Aqui no Brasil conseguiu se formar em Odontologia e se especializou em Implantodontia. Hoje está totalmente adaptada ao cotidiano de Londrina. "A qualidade de vida aqui é impecável. Todos os dias caminho no lago, tenho tudo perto. A satisfação é total", afirma. Ela relata que uma sobrinha tentou vir ao Brasil, mas o governo daqui não quis validar seus estudos do Instituto Bahá’í para que ela pudesse fazer uma pós-graduação e ela foi admitida pela Universidade de Columbia, em Nova Iorque.

Desde 1979 mais de 200 Bahá’ís foram executados pelo governo iraniano e mais de 100 estão presos por causa de sua fé.
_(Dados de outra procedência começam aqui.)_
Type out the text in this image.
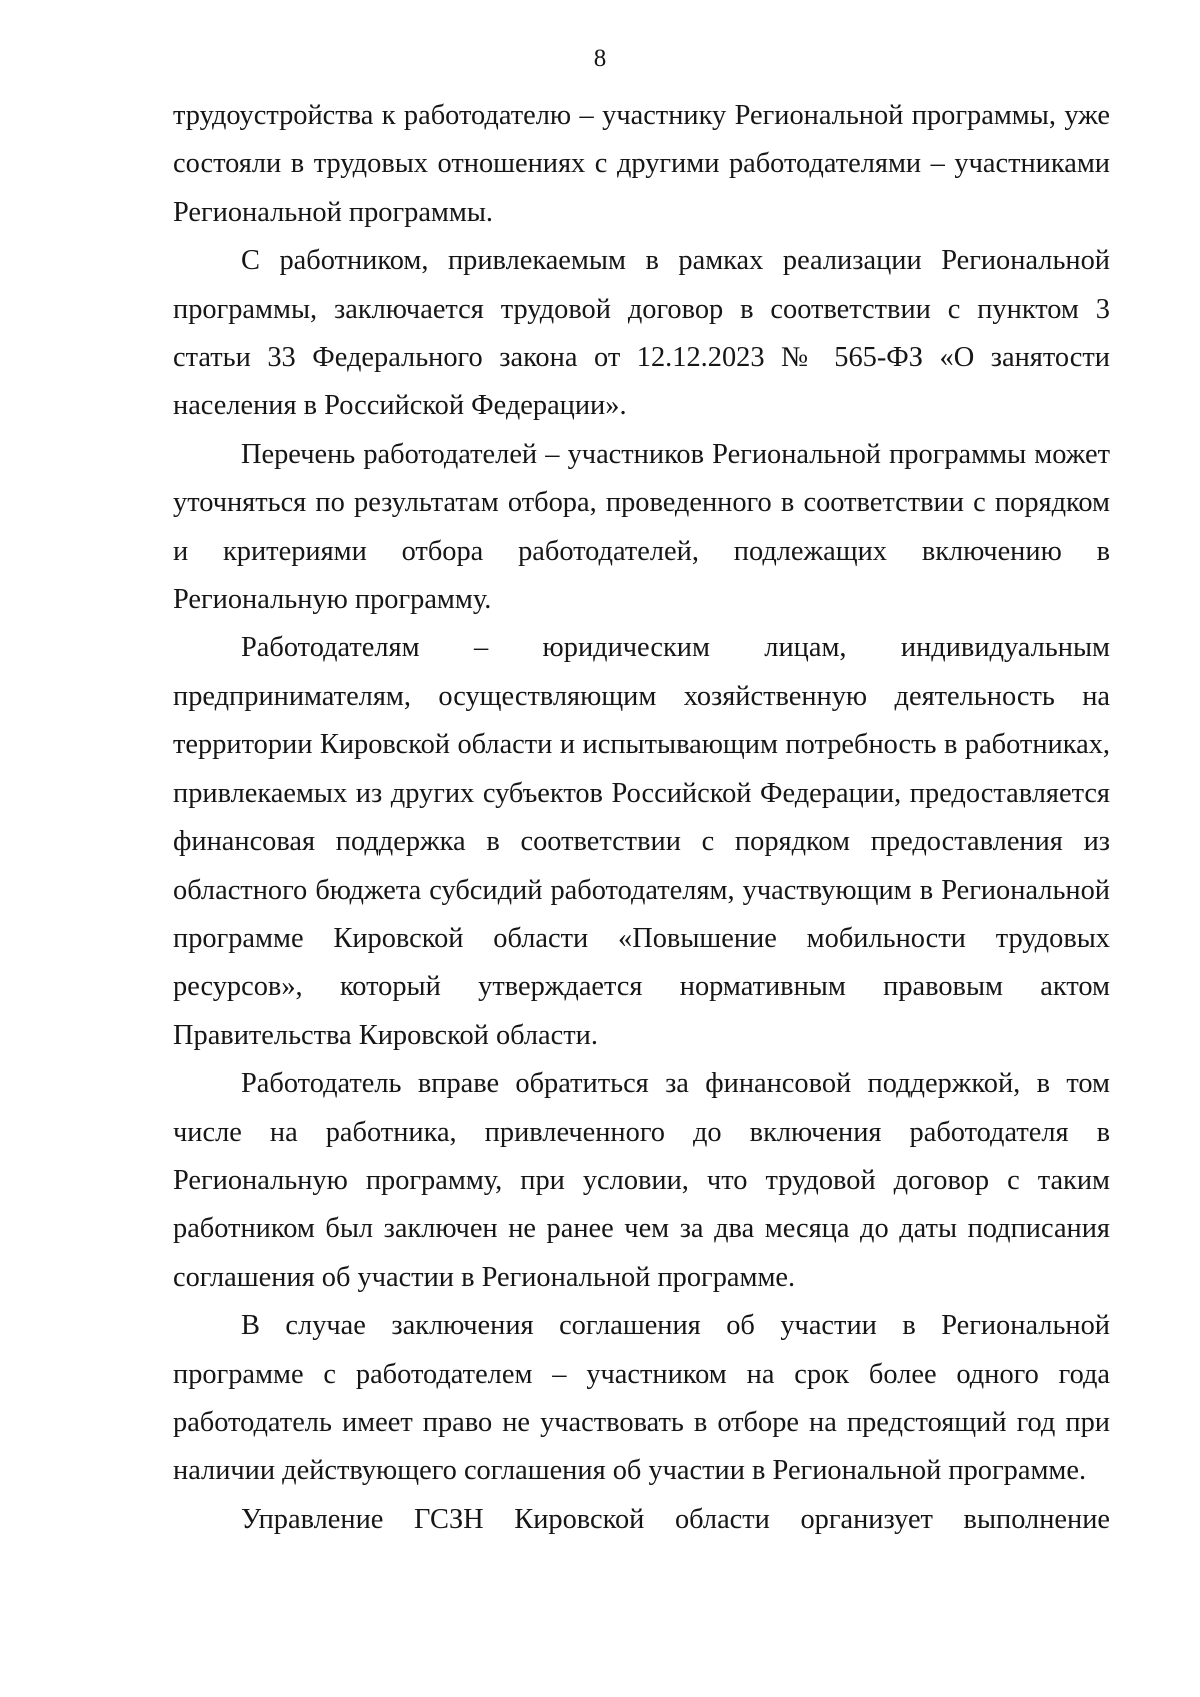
8

трудоустройства к работодателю – участнику Региональной программы, уже состояли в трудовых отношениях с другими работодателями – участниками Региональной программы.

С работником, привлекаемым в рамках реализации Региональной программы, заключается трудовой договор в соответствии с пунктом 3 статьи 33 Федерального закона от 12.12.2023 № 565-ФЗ «О занятости населения в Российской Федерации».

Перечень работодателей – участников Региональной программы может уточняться по результатам отбора, проведенного в соответствии с порядком и критериями отбора работодателей, подлежащих включению в Региональную программу.

Работодателям – юридическим лицам, индивидуальным предпринимателям, осуществляющим хозяйственную деятельность на территории Кировской области и испытывающим потребность в работниках, привлекаемых из других субъектов Российской Федерации, предоставляется финансовая поддержка в соответствии с порядком предоставления из областного бюджета субсидий работодателям, участвующим в Региональной программе Кировской области «Повышение мобильности трудовых ресурсов», который утверждается нормативным правовым актом Правительства Кировской области.

Работодатель вправе обратиться за финансовой поддержкой, в том числе на работника, привлеченного до включения работодателя в Региональную программу, при условии, что трудовой договор с таким работником был заключен не ранее чем за два месяца до даты подписания соглашения об участии в Региональной программе.

В случае заключения соглашения об участии в Региональной программе с работодателем – участником на срок более одного года работодатель имеет право не участвовать в отборе на предстоящий год при наличии действующего соглашения об участии в Региональной программе.

Управление ГСЗН Кировской области организует выполнение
Shiva relata que um dos professores do Instituto Bahá’í que foi perseguido e preso pelo governo iraniano foi seu professor no primário.

"Antes da Revolução Islâmica, os Bahá’í eram conhecidos por sua excelência em tudo o que faziam. São pessoas esforçadas e eram os melhores advogados, juízes, arquitetos do País e isso era um espinho no olhos dos radicais muçulmanos. Logo que tomaram o poder, os muçulmanos não deixaram mais os Bahá’í terem acesso às faculdades", destacou.

Ela disse que ao fazer a solicitação de matrícula em alguma faculdade, todos são obrigados a preencher o campo destinado a informar a religião. "Mesmo sabendo que os Bahá’í não possuem acesso, eles assumem a religião, pois dão o sangue por isso. Se o preço for não ir à universidade por ser Bahá’í, eles deixam de ir", destacou.

Shiva desabafa que é por essa razão que não se pode misturar religião e política. "As pessoas são manipuladas em razão do poder em vez de servir ao propósito de religar as pessoas a Deus, pelo contrário, elas só servem aos interesses do sistema", destacou.